Expert: Paul Klarreich - 11/18/2011

Question
Hi Paul, I'm in a grade 12 math course and we are studying logarithmic equations. I can't quite figure out the last question on my assignment. The instructions say "Solve for the unknown in each of the following questions. Round the to nearest hundredth. Evaluate logarithms at the very end.". The equation is log(x^2 - 2x +3) = 3. I really have no idea how to begin. I have tried setting it up like so: logx^2 - log2x + log3 = 3, but that didn't make sense.

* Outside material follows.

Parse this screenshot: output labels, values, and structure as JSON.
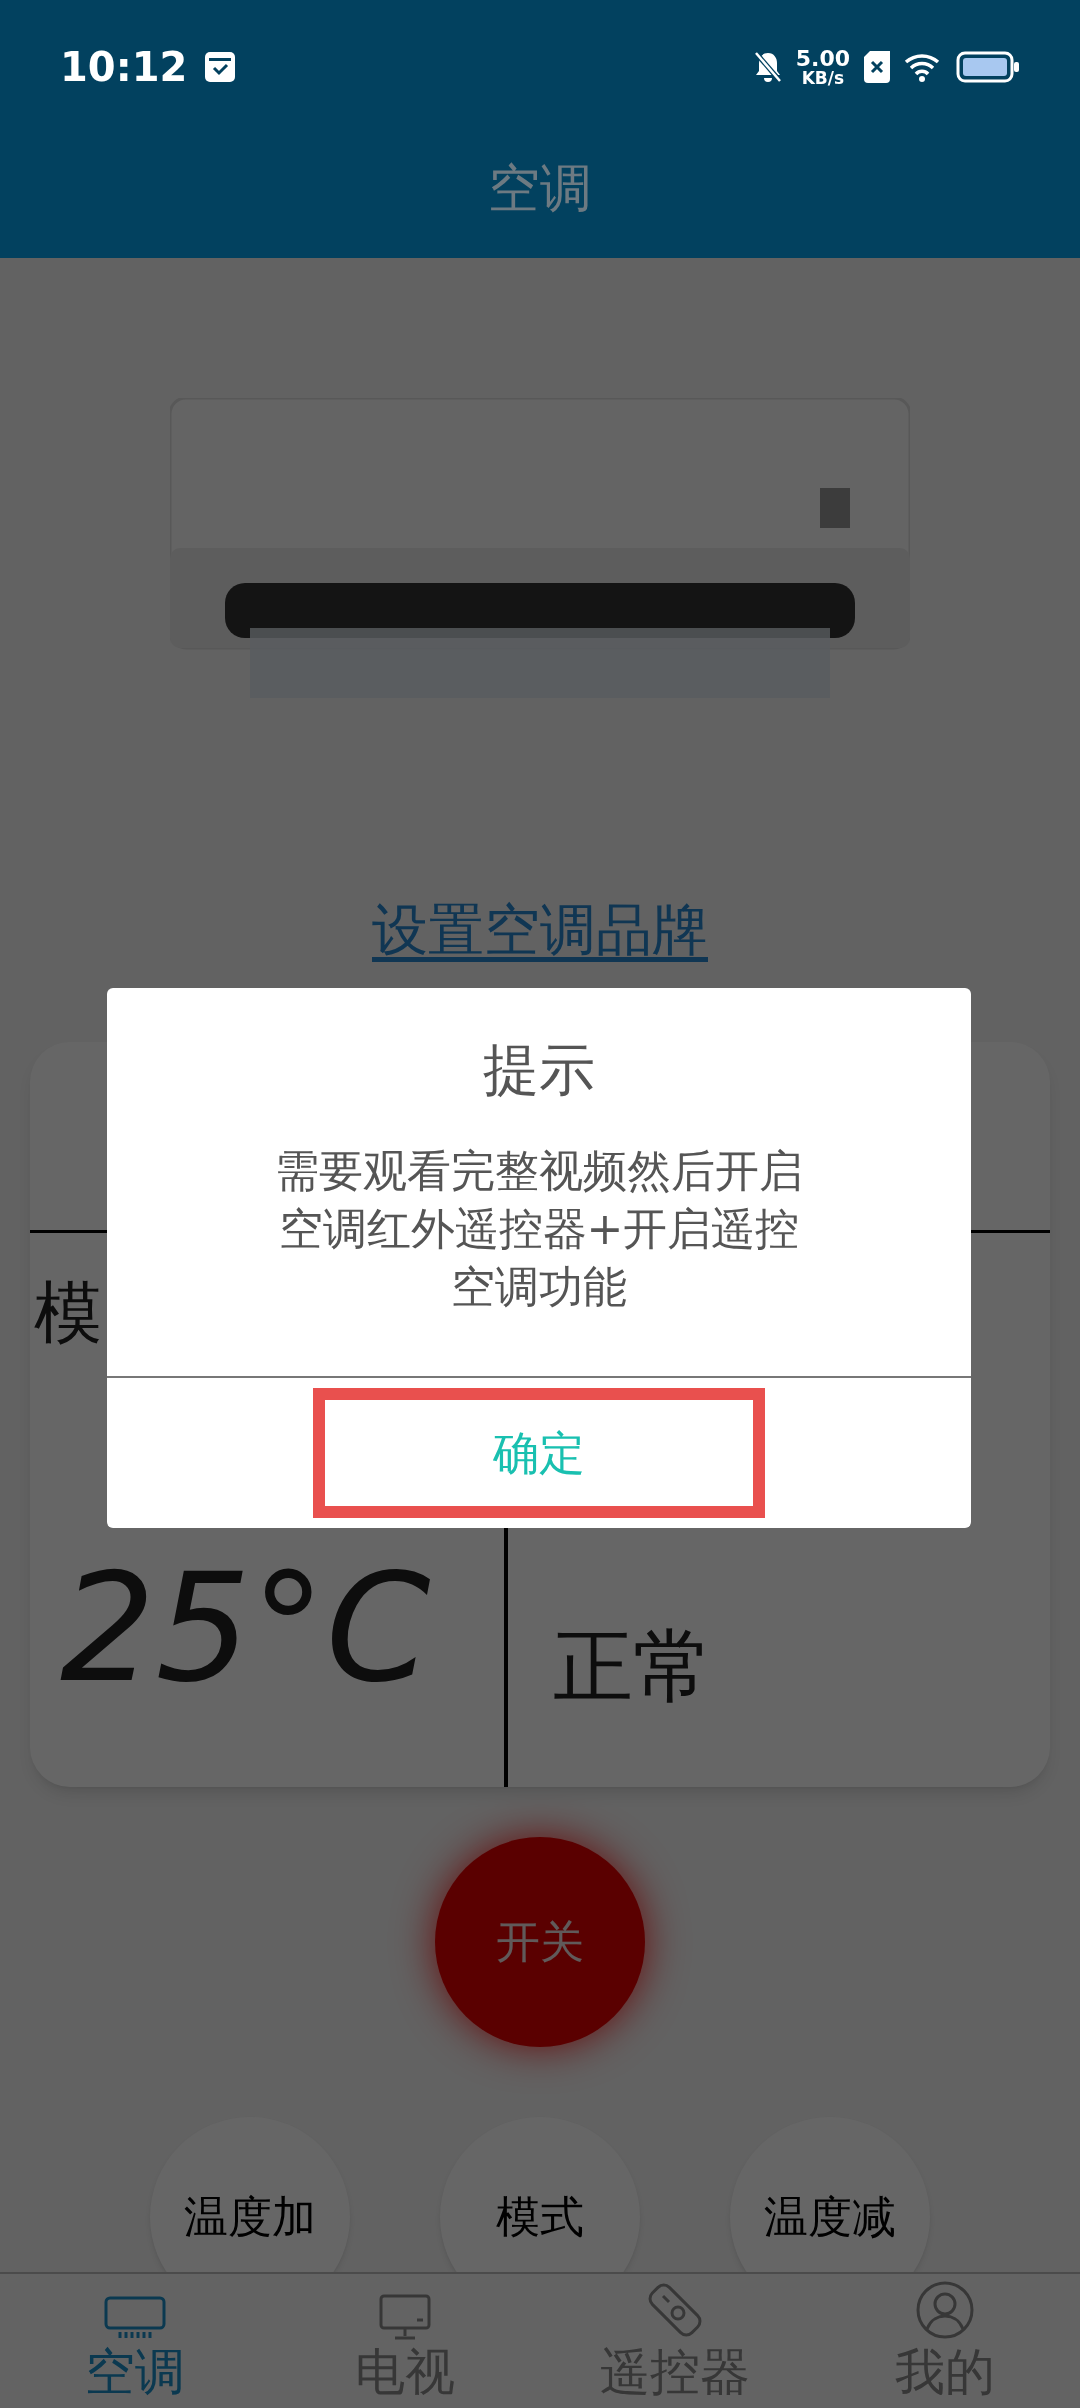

I'm at a loss and would greatly appreciate your help.

Thanks in advance!

-Michelle

Answer
Questioner: Michelle
Country: Prince Edward Island, Canada
Category: Advanced Math
Private: No
Subject: Solving a logarithmic equation
Question: Hi Paul, I'm in a grade 12 math course and we are studying logarithmic equations. I can't quite figure out the last question on my assignment. The instructions say "Solve for the unknown in each of the following questions. Round the to nearest hundredth. Evaluate logarithms at the very end.". The equation is log(x^2 - 2x +3) = 3. I really have no idea how to begin. I have tried setting it up like so: logx^2 - log2x + log3 = 3, but that didn't make sense. I'm at a loss and would greatly appreciate your help.

Thanks in advance!

-Michelle
..........................................
You are assuming that:

log(x^2 - 2x +3) = log x^2 - log 2x + log 3 ???

YECCCHH!!!!!

You must use the KNOWN properties of the log function, such as:

log AB = log A + log B

Now, about your example:

log(x^2 - 2x +3) = 3

Generally, you are supposed to know the base of the log function;

If you write  log[7](...), the base is 7.
If you write  ln(...), the base is e. [You will learn about that in calculus.]
If you write  log(...), the base is 10.[You will learn about that in 11th year math -- Oh, yes, that was last year.]

Anyway, I shall assume log meant base 10.  Soooooo...

log A = B  means  A = 10^B

log(x^2 - 2x +3) = 3  means

x^2 - 2x +3 = 10^3

x^2 - 2x +3 = 1000

x^2 - 2x - 997 = 0

That's a quadratic.  Over to you.